Problem Solving


Problem Solving Insights

Each of the following is intended provoke thought, change perspective, or inject a little humor—all while revealing something insightful about how effective problem-solving really works. Where available, sources are included.

  1. "Your brain is lying to you—and that’s a problem."
    Studies show that over 90% of decisions are made subconsciously, influenced by biases we’re not even aware of.
    Source: Harvard Business School / Daniel Kahneman’s work on cognitive biases

  2. "The CIA, a firefighter, and a chess master walk into a crisis..."
    They all solve problems—but in completely different ways.
    Take away: What can we steal from elite problem-solvers in high-stakes fields?

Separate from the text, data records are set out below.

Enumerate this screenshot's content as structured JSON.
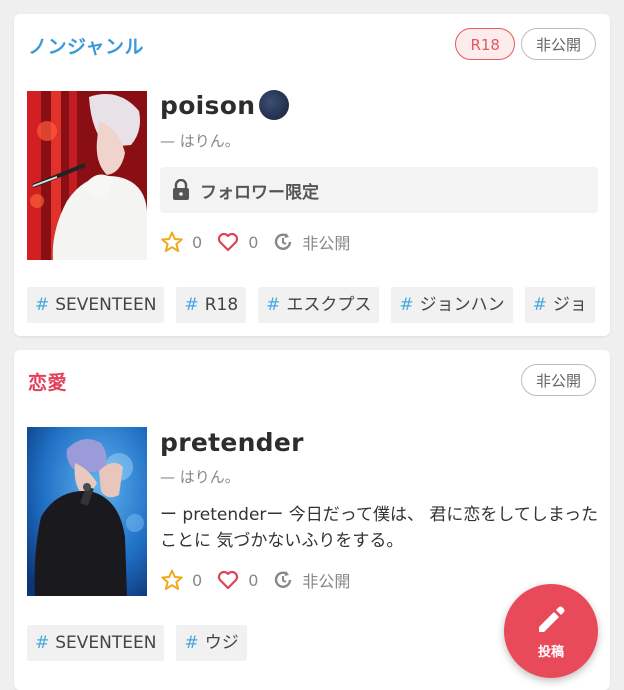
{
  "works": [
    {
      "genre": "ノンジャンル",
      "genre_color": "#3a9ad9",
      "badges": {
        "r18": "R18",
        "private": "非公開"
      },
      "title": "poison",
      "author": "— はりん。",
      "locked_text": "フォロワー限定",
      "stars": "0",
      "hearts": "0",
      "status": "非公開",
      "tags": [
        "SEVENTEEN",
        "R18",
        "エスクプス",
        "ジョンハン",
        "ジョ"
      ]
    },
    {
      "genre": "恋愛",
      "genre_color": "#e2415a",
      "badges": {
        "private": "非公開"
      },
      "title": "pretender",
      "author": "— はりん。",
      "description": "ー pretenderー 今日だって僕は、 君に恋をしてしまったことに 気づかないふりをする。",
      "stars": "0",
      "hearts": "0",
      "status": "非公開",
      "tags": [
        "SEVENTEEN",
        "ウジ"
      ]
    }
  ],
  "fab": {
    "label": "投稿",
    "icon": "pencil-icon"
  },
  "icons": [
    "star-icon",
    "heart-icon",
    "history-icon",
    "lock-icon",
    "moon-icon"
  ]
}
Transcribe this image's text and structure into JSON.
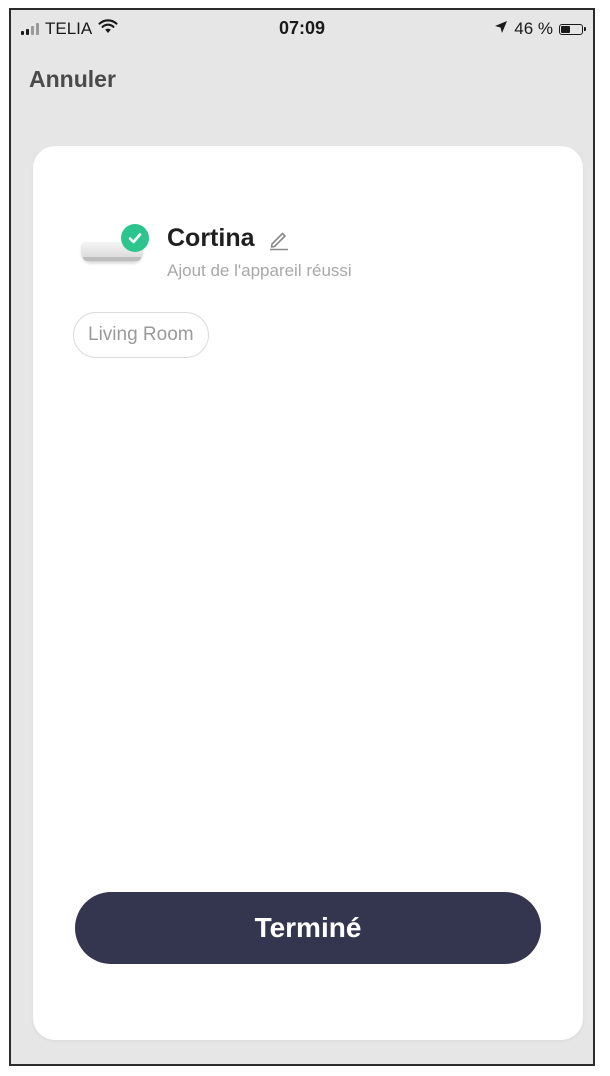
{
  "status_bar": {
    "carrier": "TELIA",
    "time": "07:09",
    "battery_percent": "46 %",
    "battery_level": 0.46
  },
  "header": {
    "cancel_label": "Annuler"
  },
  "device": {
    "name": "Cortina",
    "status": "Ajout de l'appareil réussi",
    "success_color": "#2bc58d"
  },
  "room": {
    "label": "Living Room"
  },
  "actions": {
    "done_label": "Terminé",
    "button_color": "#34364f"
  }
}
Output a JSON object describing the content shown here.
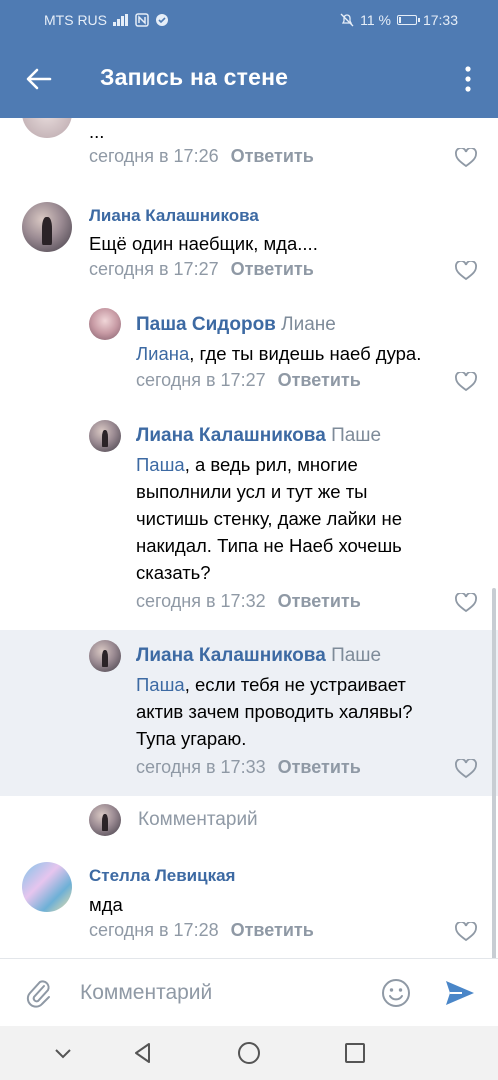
{
  "status": {
    "carrier": "MTS RUS",
    "battery_text": "11 %",
    "battery_level": 0.11,
    "time": "17:33",
    "icons": [
      "signal-icon",
      "nfc-icon",
      "vpn-icon",
      "mute-icon",
      "battery-icon"
    ]
  },
  "header": {
    "title": "Запись на стене",
    "back_icon": "arrow-left-icon",
    "menu_icon": "more-vertical-icon"
  },
  "comments": {
    "top": {
      "text": "...",
      "time": "сегодня в 17:26",
      "reply": "Ответить"
    },
    "liana1": {
      "author": "Лиана Калашникова",
      "text": "Ещё один наебщик, мда....",
      "time": "сегодня в 17:27",
      "reply": "Ответить"
    },
    "pasha": {
      "author": "Паша Сидоров",
      "to": "Лиане",
      "mention": "Лиана",
      "text": ", где ты видешь наеб дура.",
      "time": "сегодня в 17:27",
      "reply": "Ответить"
    },
    "liana2": {
      "author": "Лиана Калашникова",
      "to": "Паше",
      "mention": "Паша",
      "line1": ", а ведь рил, многие",
      "line2": "выполнили усл и тут же ты",
      "line3": "чистишь стенку, даже лайки не",
      "line4": "накидал. Типа не Наеб хочешь",
      "line5": "сказать?",
      "time": "сегодня в 17:32",
      "reply": "Ответить"
    },
    "liana3": {
      "author": "Лиана Калашникова",
      "to": "Паше",
      "mention": "Паша",
      "line1": ", если тебя не устраивает",
      "line2": "актив зачем проводить халявы?",
      "line3": "Тупа угараю.",
      "time": "сегодня в 17:33",
      "reply": "Ответить"
    },
    "reply_placeholder": "Комментарий",
    "stella": {
      "author": "Стелла Левицкая",
      "text": "мда",
      "time": "сегодня в 17:28",
      "reply": "Ответить"
    }
  },
  "input": {
    "placeholder": "Комментарий",
    "attach_icon": "paperclip-icon",
    "emoji_icon": "smile-icon",
    "send_icon": "send-icon"
  },
  "navbar": {
    "icons": [
      "nav-hide-icon",
      "nav-back-icon",
      "nav-home-icon",
      "nav-recents-icon"
    ]
  },
  "colors": {
    "accent": "#4f7bb3",
    "link": "#3d6aa3",
    "meta": "#8f99a5",
    "highlight": "#edf0f5"
  }
}
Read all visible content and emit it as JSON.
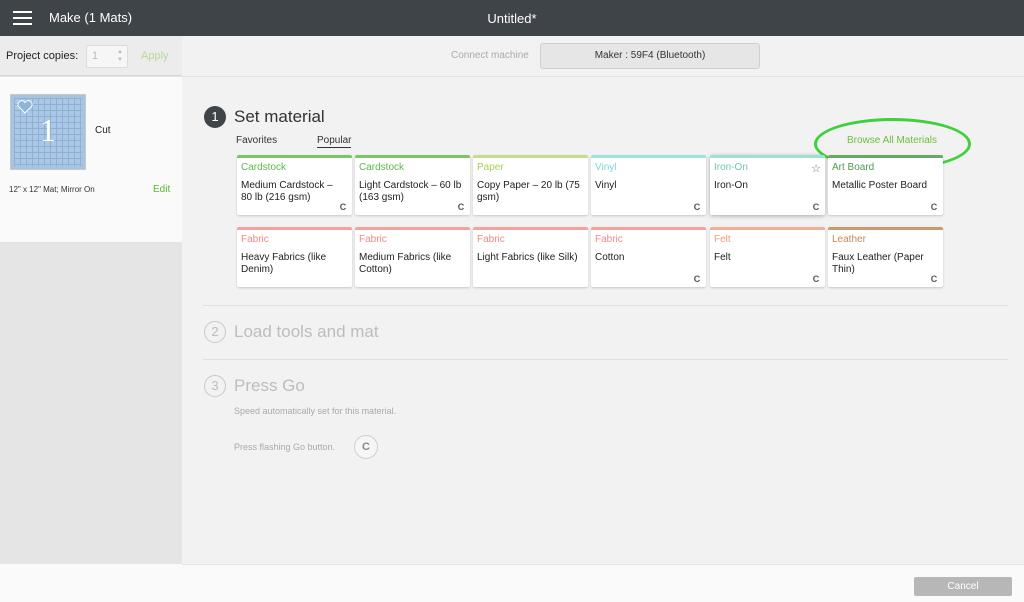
{
  "topbar": {
    "menu_icon": "hamburger-icon",
    "make_title": "Make (1 Mats)",
    "doc_title": "Untitled*"
  },
  "left": {
    "copies_label": "Project copies:",
    "copies_value": "1",
    "apply_label": "Apply",
    "mat": {
      "number": "1",
      "operation": "Cut",
      "description": "12\" x 12\" Mat; Mirror On",
      "edit_label": "Edit"
    }
  },
  "connect": {
    "label": "Connect machine",
    "machine": "Maker : 59F4 (Bluetooth)"
  },
  "steps": [
    {
      "num": "1",
      "title": "Set material"
    },
    {
      "num": "2",
      "title": "Load tools and mat"
    },
    {
      "num": "3",
      "title": "Press Go"
    }
  ],
  "tabs": {
    "favorites": "Favorites",
    "popular": "Popular"
  },
  "browse_label": "Browse All Materials",
  "materials": [
    {
      "category": "Cardstock",
      "name": "Medium Cardstock – 80 lb (216 gsm)",
      "bar": "#7cc36a",
      "cat_color": "#5cb84a"
    },
    {
      "category": "Cardstock",
      "name": "Light Cardstock – 60 lb (163 gsm)",
      "bar": "#7cc36a",
      "cat_color": "#5cb84a"
    },
    {
      "category": "Paper",
      "name": "Copy Paper – 20 lb (75 gsm)",
      "bar": "#c5dd8a",
      "cat_color": "#a9cf5a"
    },
    {
      "category": "Vinyl",
      "name": "Vinyl",
      "bar": "#9fe0e0",
      "cat_color": "#7fd3d3"
    },
    {
      "category": "Iron-On",
      "name": "Iron-On",
      "bar": "#9fe0d0",
      "cat_color": "#6cc8b0"
    },
    {
      "category": "Art Board",
      "name": "Metallic Poster Board",
      "bar": "#6aa86a",
      "cat_color": "#4f9a4f"
    },
    {
      "category": "Fabric",
      "name": "Heavy Fabrics (like Denim)",
      "bar": "#f3a39e",
      "cat_color": "#ef8a84"
    },
    {
      "category": "Fabric",
      "name": "Medium Fabrics (like Cotton)",
      "bar": "#f3a39e",
      "cat_color": "#ef8a84"
    },
    {
      "category": "Fabric",
      "name": "Light Fabrics (like Silk)",
      "bar": "#f3a39e",
      "cat_color": "#ef8a84"
    },
    {
      "category": "Fabric",
      "name": "Cotton",
      "bar": "#f3a39e",
      "cat_color": "#ef8a84"
    },
    {
      "category": "Felt",
      "name": "Felt",
      "bar": "#f2b196",
      "cat_color": "#ee9a77"
    },
    {
      "category": "Leather",
      "name": "Faux Leather (Paper Thin)",
      "bar": "#c99a6c",
      "cat_color": "#c48a55"
    }
  ],
  "step3": {
    "speed_text": "Speed automatically set for this material.",
    "go_text": "Press flashing Go button.",
    "go_icon": "cricut-c-icon"
  },
  "cancel_label": "Cancel",
  "colors": {
    "topbar": "#3f4449",
    "accent_green": "#6cbf3a",
    "highlight_oval": "#3ed13b"
  }
}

  3. "Most meetings aren’t problem-solving—they’re problem-deferring."
    According to McKinsey, only 11% of executives believe their organization's problem-solving is effective.
    Source: McKinsey & Company, “How good is your problem solving?”

  4. "Good problem-solvers aren’t smarter—they just think differently."
    Top problem-solvers tend to reframe problems rather than attack the obvious solution first.

  5. "NASA once solved a billion-dollar problem with a pen cap."
    A minor redesign saved critical oxygen flow on a space mission.
    Source: NASA engineering case studies (e.g., Apollo 13 CO2 scrubber solution)

  6. "The FBI has a checklist. What’s yours?"
    From hostage negotiation to fraud detection, elite organizations rely on structured thinking—not guesswork.

  7. "Einstein was asked how he’d solve a tough problem."
    He said: “I'd spend 55 minutes thinking about the problem, and 5 minutes on the solution.”
    Anecdotally attributed to Albert Einstein

  8. "Most people don’t solve problems. They solve symptoms."
    And then they wonder why the issue keeps coming back.
    Take Away: Real problem-solvers aim at the root.

  9. "The average person makes 35,000 decisions a day."
    Most are automatic. Some are bad.
    Source: Cornell University Food and Brand Lab, Brian Wansink (2007)

  10. "Pilots don’t panic when an engine fails. They reach for a checklist."
    Take Away: Do you have a checklist—or just chaos?

  11. "Thomas Edison failed 1,000 times to invent the lightbulb."
    He called it 1,000 steps to success.

  12. "The biggest mistake in problem solving? Solving the wrong problem brilliantly."

  13. "The U.S. military trains soldiers to solve problems under fire."
    They use OODA loops: Observe, Orient, Decide, Act.
    Source: U.S. Air Force Colonel John Boyd

  14. "Want to be a better problem-solver? Get more wrong answers first."
    Divergent thinking—generating bad ideas on purpose—makes your good ones better.
    Source: Guilford’s Alternative Uses Task, creativity studies

  15. "In medicine, the wrong diagnosis kills. In business, it just takes longer."
    Take away: Do you diagnose before you prescribe?

  16. "NASA’s engineers have a motto: 'In God we trust, all others bring data.'"

  17. "The Wright brothers beat Harvard engineers to flight—with scrap metal and a bicycle shop."

  18. "Ever notice the best solutions feel... obvious in hindsight?"
    That’s the ‘Aha!’ effect. It feels sudden—but it’s built on structure.
    Source: Psychology of insight, Gestalt problem-solving theory

  19. "If you only have a hammer, every problem looks like a nail."

  20. "In 1982, Tylenol pulled 31 million bottles from shelves in 24 hours."
    It was the right call—and saved the brand.
    Source: Johnson & Johnson’s 1982 Tylenol Crisis Management Case Study

  21. "Creativity and discipline aren’t opposites. They’re teammates."

  22. "A McKinsey study found that top problem-solvers outperform peers by 2x to 10x."
    Source: McKinsey & Company, Problem Solving report (2023)

  23. "The average executive spends 60% of their time on recurring problems."

  24. "‘Why’ is your most powerful tool—and the first one people stop using."
    Asking ‘why’ five times beats working late five nights.
    Source: Toyota Production System, “Five Whys” technique

  25. "A 5-year-old asks 100+ questions a day. Adults ask about 6."
    Source: Susan Engel, developmental psychologist; studies on childhood curiosity

  26. "In Japan, Toyota teaches line workers to pause production to fix a problem."
    Source: Toyota’s Andon cord / Lean manufacturing principles

  27. "When Netflix faced a DVD mailing crisis, they pivoted—and invented streaming."

  28. "Military strategy and chess both teach the same lesson: anticipate, don’t react."

  29. "Smart problem-solvers aren’t afraid of dumb questions."

  30. "When Google studied its best teams, it found one key trait: psychological safety."